Where does my audio go?
Nowhere. Transcription runs entirely in your browser via Transformers.js (WebGPU or WebAssembly), and the optional summary uses WebLLM. The audio bytes are read into memory, resampled to 16 kHz mono, and handed to a Web Worker — they never cross the network.
What models are used?
Whisper tiny.en (~75 MB) for the transcript — fast, English-only, runs as ONNX via onnx-community/whisper-tiny.en. Llama 3.2 1B Instruct (~750 MB, q4f16 quantized via MLC-LLM) for the optional summary.
What happens on first use?
Whisper downloads (~75 MB) and caches in your browser the first time you press Rec or Upload. If you ask for a summary, Llama 3.2 1B downloads (~750 MB) on that click. Both are stored in IndexedDB, so subsequent runs load straight from cache.
Does it work offline?
Yes, after the initial downloads. Both models live in IndexedDB, so a second visit runs without any network. Useful for in-flight notes or when you don't want to advertise that you're transcribing something.
How accurate is it?
Whisper tiny.en is the smallest English variant — great for clear speech, but it can struggle with heavy accents, noisy audio, or specialised jargon.

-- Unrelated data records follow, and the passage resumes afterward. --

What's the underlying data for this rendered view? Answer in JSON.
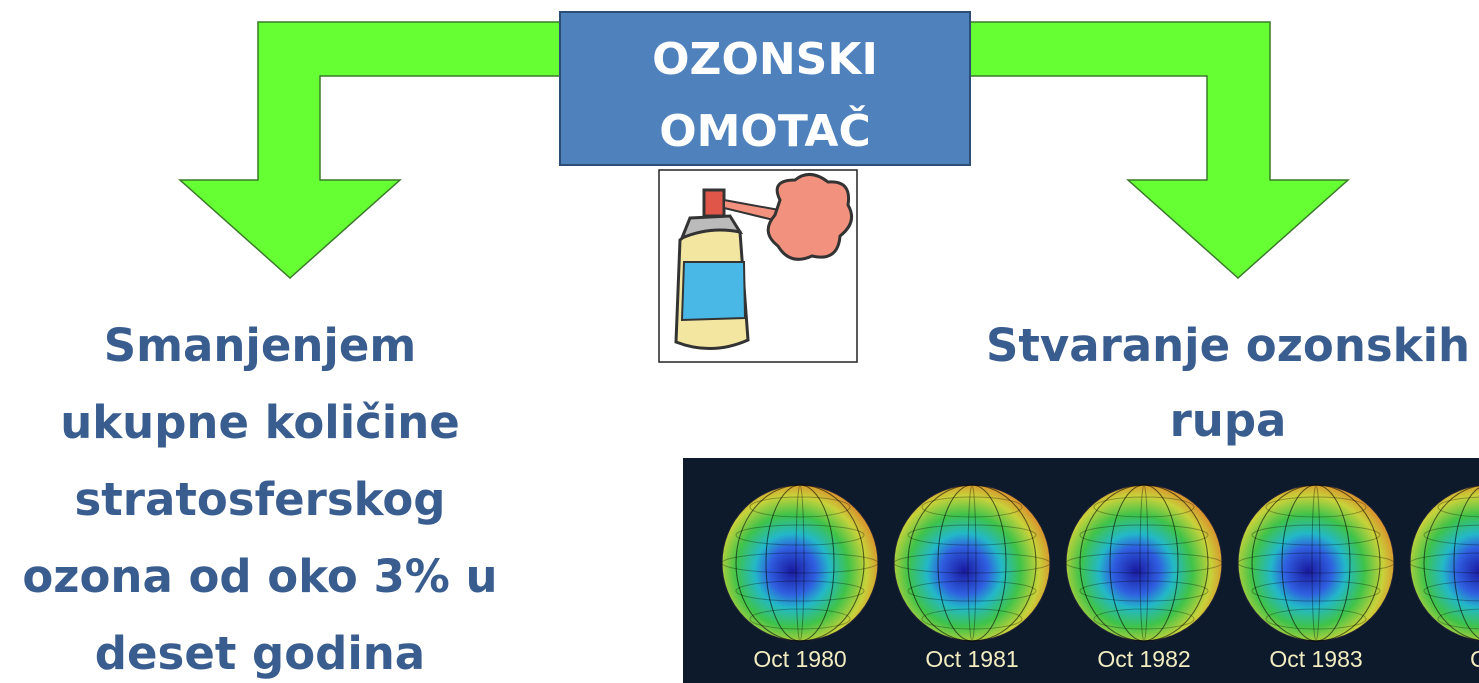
{
  "title": {
    "lines": [
      "OZONSKI",
      "OMOTAČ"
    ]
  },
  "left_text": {
    "lines": [
      "Smanjenjem",
      "ukupne količine",
      "stratosferskog",
      "ozona od oko 3% u",
      "deset godina"
    ]
  },
  "right_text": {
    "lines": [
      "Stvaranje ozonskih",
      "rupa"
    ]
  },
  "globes": {
    "labels": [
      "Oct 1980",
      "Oct 1981",
      "Oct 1982",
      "Oct 1983",
      "Oct"
    ]
  }
}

Larger Whisper variants (base, small, medium) are more accurate at the cost of download size and inference time.
What is WebGPU? What if my browser doesn’t have it?
WebGPU is the browser API that exposes the GPU for general compute. Modern Chrome and Edge ship it; Safari has it behind a flag. When WebGPU isn't available, the page automatically falls back to WebAssembly — slower, but works everywhere.
Can I run this offline as a PWA?
Not yet — the page is still a regular web app. Once the models are cached, only the HTML/JS shell needs the network; a service worker would make it a proper installable PWA. On the roadmap.